Dr J-P.M. : Nous sommes partis du constat que la radiologie libérale avait besoin de faire parler d’elle, notamment auprès de la communauté radiologique et interdisciplinaire. Nous avons ainsi réfléchi à l’organisation d’un congrès où seraient abordés des sujets liés aux affaires professionnelles, tant pour les radiologues libéraux qu’hospitaliers. Nous souhaitons notamment mettre en valeur le concept que j’appelle de « l’escargot » issu d’une étude médico-économique sur la spécialité de radiologie. Elle représente bien entendu un coût pour la société mais, en contrepartie, elle crée de la richesse, par la mise en production de matériels souvent lourds, par des activités professionnelles diverses, et elle est source d’économie, puisqu’une pathologie identifiée précocement permet de ne pas avoir recours, à distance, à des traitements lourds et coûteux pour la société. Une partie du congrès sera orientée autour de cet « escargot ».
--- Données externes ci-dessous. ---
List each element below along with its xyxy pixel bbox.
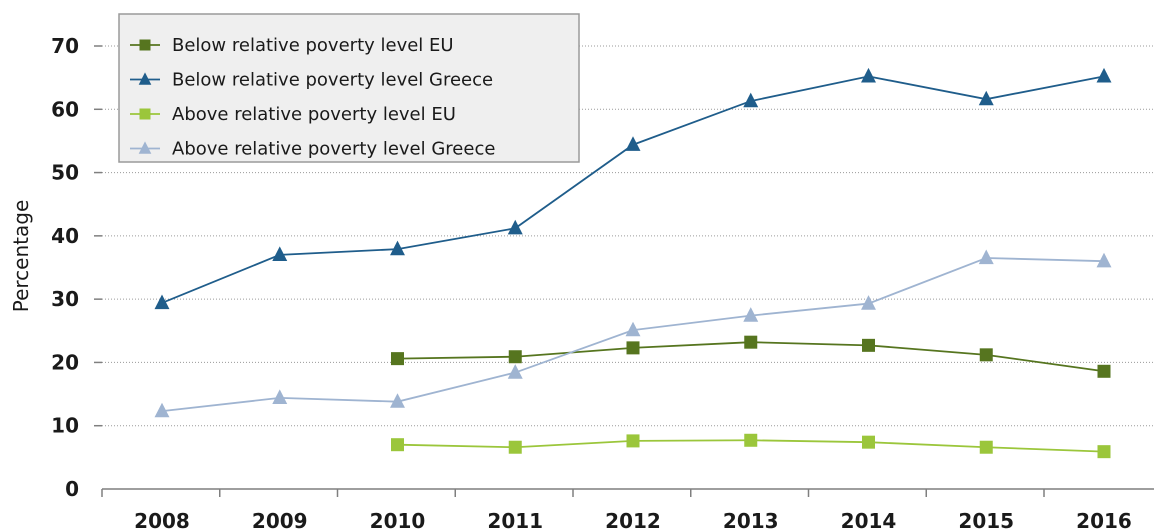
data-point bbox=[978, 90, 994, 106]
legend-item: Above relative poverty level Greece bbox=[130, 139, 495, 160]
x-tick-label: 2009 bbox=[252, 509, 308, 532]
data-point bbox=[862, 338, 875, 352]
y-tick-label: 50 bbox=[51, 161, 79, 185]
series-1 bbox=[391, 335, 1111, 378]
data-point bbox=[744, 335, 758, 349]
data-point bbox=[154, 402, 170, 418]
data-point bbox=[744, 433, 758, 447]
legend-item: Below relative poverty level Greece bbox=[130, 70, 493, 91]
data-point bbox=[625, 321, 641, 337]
legend-box bbox=[118, 13, 580, 163]
x-tick-label: 2014 bbox=[841, 509, 897, 532]
data-point bbox=[390, 393, 405, 408]
data-point bbox=[1097, 364, 1111, 378]
x-tick-label: 2008 bbox=[134, 509, 190, 532]
data-point bbox=[154, 294, 170, 310]
y-axis-title: Percentage bbox=[9, 200, 33, 313]
x-tick-label: 2013 bbox=[723, 509, 779, 532]
legend-marker bbox=[138, 72, 152, 85]
data-point bbox=[1096, 67, 1112, 83]
x-tick-label: 2010 bbox=[370, 509, 426, 532]
data-point bbox=[391, 352, 404, 366]
y-tick-label: 60 bbox=[51, 97, 79, 121]
data-point bbox=[743, 92, 759, 108]
legend-item: Below relative poverty level EU bbox=[130, 35, 454, 56]
data-point bbox=[626, 341, 640, 355]
y-tick-label: 0 bbox=[65, 477, 79, 501]
y-tick-label: 30 bbox=[51, 287, 79, 311]
data-point bbox=[861, 67, 876, 83]
y-tick-label: 70 bbox=[51, 34, 79, 58]
legend-item: Above relative poverty level EU bbox=[130, 104, 456, 125]
legend-label: Below relative poverty level EU bbox=[172, 35, 454, 56]
data-point bbox=[1096, 252, 1112, 268]
data-point bbox=[1097, 445, 1111, 459]
data-point bbox=[862, 435, 875, 449]
series-3 bbox=[391, 433, 1111, 459]
data-point bbox=[625, 136, 641, 151]
legend-marker bbox=[139, 39, 151, 51]
y-tick-label: 20 bbox=[51, 350, 79, 374]
legend-label: Above relative poverty level Greece bbox=[172, 139, 495, 160]
series-layer bbox=[154, 67, 1112, 459]
data-point bbox=[743, 307, 759, 322]
x-tick-label: 2012 bbox=[605, 509, 661, 532]
legend-marker bbox=[138, 141, 152, 154]
data-point bbox=[508, 440, 522, 454]
series-2 bbox=[154, 67, 1112, 310]
x-tick-label: 2016 bbox=[1076, 509, 1132, 532]
legend-marker bbox=[139, 108, 151, 120]
data-point bbox=[507, 364, 523, 379]
data-point bbox=[508, 350, 522, 364]
data-point bbox=[979, 348, 993, 362]
x-tick-label: 2011 bbox=[487, 509, 543, 532]
data-point bbox=[507, 219, 523, 235]
x-tick-label: 2015 bbox=[958, 509, 1014, 532]
data-point bbox=[272, 246, 288, 261]
data-point bbox=[272, 389, 288, 405]
legend-label: Below relative poverty level Greece bbox=[172, 70, 493, 91]
series-4 bbox=[154, 249, 1112, 418]
y-tick-label: 10 bbox=[51, 414, 79, 438]
data-point bbox=[390, 240, 405, 256]
data-point bbox=[978, 249, 994, 265]
axis-layer: 0 10 20 30 40 50 60 70 2008 2009 2010 2011 2012 2013 2… bbox=[51, 34, 1154, 532]
data-point bbox=[391, 438, 404, 452]
grid-layer bbox=[102, 45, 1154, 427]
data-point bbox=[626, 434, 640, 448]
legend: Below relative poverty level EU Below rel… bbox=[118, 13, 580, 163]
data-point bbox=[979, 440, 993, 454]
legend-label: Above relative poverty level EU bbox=[172, 104, 456, 125]
y-tick-label: 40 bbox=[51, 224, 79, 248]
data-point bbox=[861, 295, 876, 310]
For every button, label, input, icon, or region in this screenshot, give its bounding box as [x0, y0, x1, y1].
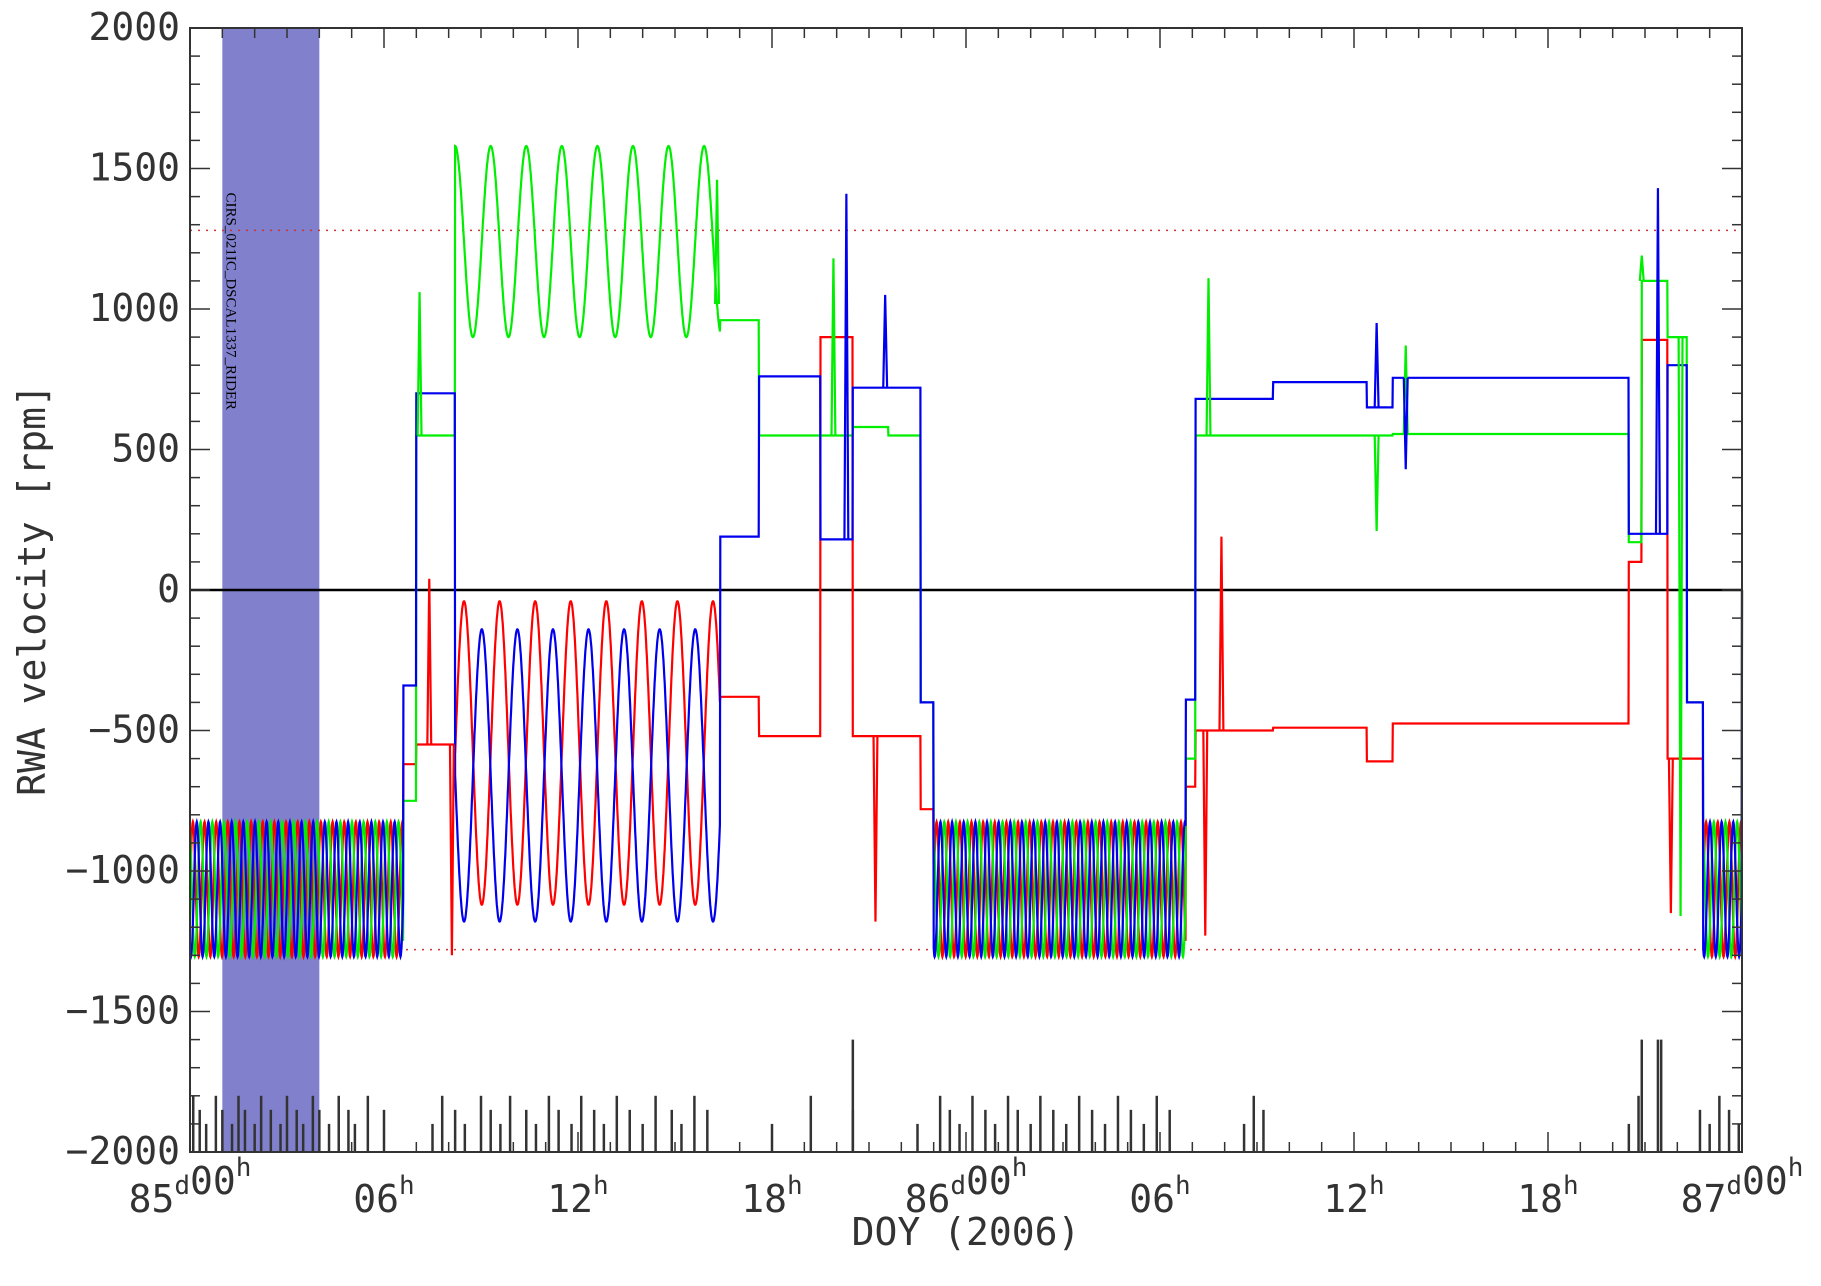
y-tick-label: −500	[88, 708, 180, 752]
y-tick-label: 500	[111, 427, 180, 471]
spike-red	[427, 579, 431, 745]
x-tick-label: 06h	[353, 1171, 414, 1221]
y-tick-label: 0	[157, 567, 180, 611]
x-tick-label: 18h	[1517, 1171, 1578, 1221]
spike-green	[418, 292, 422, 435]
spike-blue	[883, 295, 887, 388]
spike-red	[1203, 731, 1207, 936]
spike-blue	[844, 194, 848, 540]
spike-blue	[1375, 323, 1379, 407]
y-tick-label: 2000	[88, 5, 180, 49]
x-axis-title: DOY (2006)	[852, 1210, 1081, 1254]
y-tick-label: −2000	[66, 1129, 180, 1173]
series-line-green	[190, 146, 1742, 957]
series-lines	[190, 146, 1742, 957]
shaded-interval-label: CIRS_021IC_DSCAL1337_RIDER	[222, 193, 238, 411]
y-tick-label: 1000	[88, 286, 180, 330]
x-tick-label: 12h	[1323, 1171, 1384, 1221]
spike-red	[450, 745, 454, 956]
y-tick-label: −1000	[66, 848, 180, 892]
spike-green	[1640, 256, 1644, 281]
series-line-blue	[190, 365, 1742, 957]
spike-red	[874, 736, 878, 921]
x-tick-label: 12h	[547, 1171, 608, 1221]
x-tick-label: 87d00h	[1681, 1153, 1804, 1221]
spike-green	[1207, 278, 1211, 435]
x-tick-label: 06h	[1129, 1171, 1190, 1221]
y-tick-label: 1500	[88, 146, 180, 190]
spike-green	[1679, 337, 1683, 916]
spike-green	[831, 258, 835, 435]
x-tick-label: 18h	[741, 1171, 802, 1221]
y-tick-labels: 2000 1500 1000 500 0 −500 −1000 −1500 −2000	[66, 5, 180, 1173]
y-tick-label: −1500	[66, 989, 180, 1033]
spike-green	[1375, 435, 1379, 531]
spike-red	[1669, 759, 1673, 914]
spike-blue	[1656, 188, 1660, 534]
spike-red	[1219, 537, 1223, 731]
spike-green	[715, 180, 719, 304]
y-axis-title: RWA velocity [rpm]	[10, 384, 54, 796]
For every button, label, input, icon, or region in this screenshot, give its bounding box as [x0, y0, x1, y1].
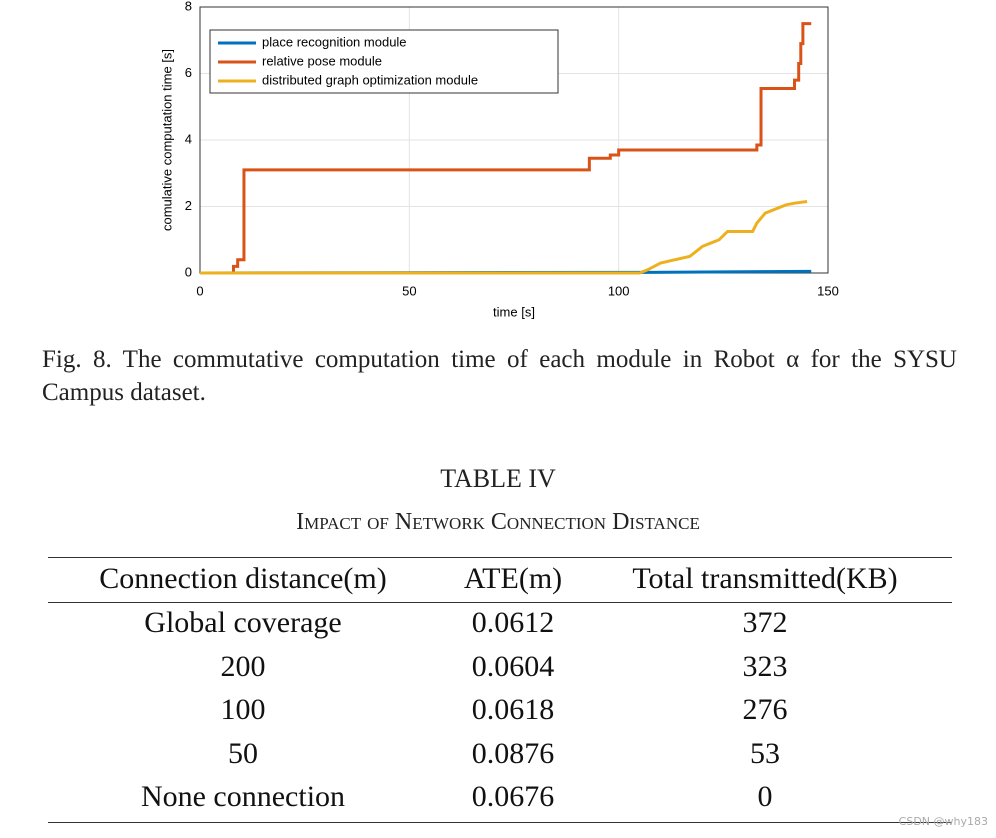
x-tick-label: 0	[196, 283, 203, 298]
chart: 0 50 100 150 0 2 4 6 8 time [s] comulative computa…	[159, 0, 839, 319]
table-cell: Global coverage	[144, 606, 342, 639]
legend-label: relative pose module	[262, 53, 382, 68]
x-axis-label: time [s]	[493, 304, 535, 319]
y-tick-label: 2	[185, 198, 192, 213]
table-cell: 276	[742, 693, 788, 727]
table-title: TABLE IV	[440, 464, 556, 493]
table-cell: 0.0618	[471, 693, 555, 727]
x-tick-label: 100	[608, 283, 630, 298]
table-cell: 50	[228, 736, 258, 770]
table-cell: 100	[220, 693, 266, 727]
x-tick-label: 150	[817, 283, 839, 298]
y-tick-label: 6	[185, 65, 192, 80]
table-cell: 53	[750, 736, 780, 770]
watermark: CSDN @why183	[898, 815, 988, 828]
table-subtitle: Impact of Network Connection Distance	[296, 509, 700, 535]
rule	[48, 602, 952, 603]
legend-label: place recognition module	[262, 34, 407, 49]
legend-label: distributed graph optimization module	[262, 72, 478, 87]
table-cell: 0	[757, 780, 773, 814]
rule	[48, 822, 952, 823]
y-tick-label: 4	[185, 131, 192, 146]
series-line	[200, 200, 808, 275]
table-cell: ATE(m)	[463, 562, 563, 595]
legend-box	[209, 29, 559, 94]
series-line	[200, 22, 812, 275]
x-tick-label: 50	[402, 283, 416, 298]
table-cell: None connection	[140, 780, 346, 814]
caption: Fig. 8. The commutative computation time…	[42, 346, 957, 406]
table-cell: 0.0876	[471, 736, 555, 770]
table-cell: 0.0612	[471, 606, 555, 639]
table-cell: 0.0676	[471, 780, 555, 814]
y-tick-label: 0	[185, 264, 192, 279]
rule	[48, 557, 952, 558]
table-cell: 0.0604	[471, 649, 555, 683]
table-cell: Connection distance(m)	[99, 562, 387, 595]
y-axis-label: comulative computation time [s]	[159, 49, 174, 231]
table-cell: 200	[220, 649, 266, 683]
table-cell: 372	[742, 606, 788, 639]
y-tick-label: 8	[185, 0, 192, 13]
table-cell: 323	[742, 649, 788, 683]
table-cell: Total transmitted(KB)	[632, 562, 898, 595]
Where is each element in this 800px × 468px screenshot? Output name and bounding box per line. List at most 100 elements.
T.R. : Ce congrès, intitulé « Imagine 2025 », ne durera qu’une journée, le 20 juin 2025 à Paris. Y aura-t-il de la place pour des contenus scientifiques ?
Dr J-P.M. : Tout à fait, des sujets scientifiques autour de l’innovation et de l’IA sont prévus pour cette journée. On parlera de la radiologie, source d’innovation, de l’IA sur son versant éthique, avec des interventions courtes et dynamiques et des symposiums proposés par nos partenaires industriels. Je ne peux pas aujourd’hui annoncer précisément les contenus qui seront proposés, mais je peux dire d’ores et déjà que nous mettrons en place des sessions de formation, en particulier sur le thème du dépistag du cancer du poumon.
T.R. : Quels profils de professionnels attendez-vous pour participer à « Imagine 2025 » ?
Dr J-P.M. : Cette journée ne sera pas ouverte qu’aux radiologues. Nous attendons une représentation pluridisciplinaire, notamment des cardiologues, avec qui nous partageons des équipements, ainsi qu’aux pneumologues certainement, avec qui nous pilotons le projet de dépistage du cancer du poumon par scanner low-dose. Je profite de l’occasion pour rappeler que les radiologues libéraux, comme pour l’étude CASCADE précédente, participera au projet de recherche IMPULSION. L’INCa aura besoin de la représentativité libérale pour explorer les 20 000 patients inclus dans cette étude. J’en profite également pour dire le fond de ma pensée sur ce projet, qui retarde encore le déploiement d’un dépistage en conditions réelles, alors que de nombreuses études étrangères ont démontré l’efficacité d’un tel processus.